You may have noticed that the above representation store many keys repeatedly - in the {1,4,5} example, 1 was stored twice, 4 was stored twice, and 5 was stored three times. The reason for this is very simple. In the {1,4,5} example, we knew that the minimum was 1 and the maximum was 5. At the first branch, we split the set into two parts - {1} and {4,5}. However, the minimum of the smaller set was exactly the minimum of the original set. Similarly, the maximum of the larger set was exactly the maximum of the original set. Since we always travers the tree downward, this information is not needed. We can restructure the tree to only store 1 new value at each branch, removing the redundancy. Note that we also have to add an extra value at the root node, where this transformation does not work. In summary:

data WordMap a = Empty | NonEmpty Word (Node a)
data Node a = Bin Word (Node a) (Node a) | Tip a

In tree form:

    | 1
    | 5
   / \
"1" 4/ \
   "4"  "5"

With this optimization, the operations get more complicated again, but we have achieved something amazing - this new representation is more memory efficient than stock Data.IntMap. We will improve this again, as well as the runtime, with our final optimization.

Moving the values upward

If you look carefully at the tree structure from the previous section, you will notice that we removed the redundancy perfectly - every key is stored exactly once. However, if the keys are stored in a unique location in the tree, why are the values stored far away? We can move the values upward in the tree to pair them with their keys and so get a simpler structure.

In Haskell:

data WordMap a = Empty | NonEmpty Word a (Node a)
data Node a = Bin Word a (Node a) (Node a) | Tip

In tree form:

    | 1 "1"
    | 5 "5"
   / \
     / \ 4 "4"

At first, this seems to improve neither runtime nor space usage - after all, all we did was move the values around. However, the Tip constructor is now empty, meaning that it can be shared among all the leaves of every tree. The Tip constructor essentiall disappears from the space usage profile, and we get a gain in memory. The runtime effect is even larger. Because the values are now high in the tree, functions like lookup don't have to go all the way to the leaves. This means following fewer pointers, which means fewer cache misses and just a shorter loop. Admittedly, after all this work, our functions have become much larger than the sizes they started with, but we have won speed gains and significant memory gains from the current state of the art.
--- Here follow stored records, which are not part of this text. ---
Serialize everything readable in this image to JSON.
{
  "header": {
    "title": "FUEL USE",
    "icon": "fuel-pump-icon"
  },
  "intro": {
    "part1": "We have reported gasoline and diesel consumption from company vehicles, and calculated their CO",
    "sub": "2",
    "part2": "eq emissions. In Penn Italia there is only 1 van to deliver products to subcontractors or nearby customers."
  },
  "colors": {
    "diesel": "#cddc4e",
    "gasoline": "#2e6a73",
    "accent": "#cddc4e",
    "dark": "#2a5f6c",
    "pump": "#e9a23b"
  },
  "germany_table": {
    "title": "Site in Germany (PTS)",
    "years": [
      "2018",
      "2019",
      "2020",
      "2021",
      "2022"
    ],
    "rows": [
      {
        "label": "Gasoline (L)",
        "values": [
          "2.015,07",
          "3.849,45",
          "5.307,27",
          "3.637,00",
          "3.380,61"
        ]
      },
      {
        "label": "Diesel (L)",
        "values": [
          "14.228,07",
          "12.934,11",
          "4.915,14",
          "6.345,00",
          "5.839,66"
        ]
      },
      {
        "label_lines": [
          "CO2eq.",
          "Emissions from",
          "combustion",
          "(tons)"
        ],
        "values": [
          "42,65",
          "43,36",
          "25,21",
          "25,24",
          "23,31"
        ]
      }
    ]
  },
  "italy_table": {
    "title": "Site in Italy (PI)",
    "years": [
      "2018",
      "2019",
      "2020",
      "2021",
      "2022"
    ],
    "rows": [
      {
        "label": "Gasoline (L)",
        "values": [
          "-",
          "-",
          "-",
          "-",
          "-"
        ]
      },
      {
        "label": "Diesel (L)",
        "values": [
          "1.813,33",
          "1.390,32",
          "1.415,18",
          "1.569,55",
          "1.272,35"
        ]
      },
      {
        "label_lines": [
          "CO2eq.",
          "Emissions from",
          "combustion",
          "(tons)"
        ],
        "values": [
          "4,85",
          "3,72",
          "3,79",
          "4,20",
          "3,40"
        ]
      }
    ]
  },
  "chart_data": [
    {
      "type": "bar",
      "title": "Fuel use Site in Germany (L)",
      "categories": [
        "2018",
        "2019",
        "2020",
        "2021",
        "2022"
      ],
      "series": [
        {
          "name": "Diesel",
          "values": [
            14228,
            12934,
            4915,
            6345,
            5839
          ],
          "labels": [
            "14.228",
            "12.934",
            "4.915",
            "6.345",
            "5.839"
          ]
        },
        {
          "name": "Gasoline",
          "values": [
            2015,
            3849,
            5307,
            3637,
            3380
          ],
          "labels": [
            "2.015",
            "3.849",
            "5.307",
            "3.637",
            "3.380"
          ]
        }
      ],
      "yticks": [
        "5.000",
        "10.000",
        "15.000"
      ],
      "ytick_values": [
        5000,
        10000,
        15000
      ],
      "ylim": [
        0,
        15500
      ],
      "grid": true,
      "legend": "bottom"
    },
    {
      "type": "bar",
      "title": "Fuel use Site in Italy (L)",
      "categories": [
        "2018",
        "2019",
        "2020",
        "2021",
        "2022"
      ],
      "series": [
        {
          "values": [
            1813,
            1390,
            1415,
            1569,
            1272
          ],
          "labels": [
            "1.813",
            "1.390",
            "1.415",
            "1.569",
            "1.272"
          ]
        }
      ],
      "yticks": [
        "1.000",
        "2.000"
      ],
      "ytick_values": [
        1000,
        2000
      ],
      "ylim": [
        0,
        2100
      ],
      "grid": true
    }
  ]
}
Figuring out which way to go

Suppose we are looking up a key k in a tree. We know that the minimum key in the tree is min and that the maximum key is max. Represented in binary:

         shared prefix   bit to split on
           /----------\  /
min:       010010010101 0 ????????
max:       010010010101 1 ????????
k:         010010010101 ? ????????

To figure out in which subtree we need to recursively search for k, we need to know whether the bit to split on is zero or one. Now, if it is zero, then

xor min k: 000000000000 0 ????????
xor k max: 000000000000 1 ????????

If it is one:

xor min k: 000000000000 1 ????????
xor k max: 000000000000 0 ????????

Therefore, the splitting bit is set iff xor min k > xor k max. Taking the terminology from the original article, insideR k min max = xor min k > xor k max.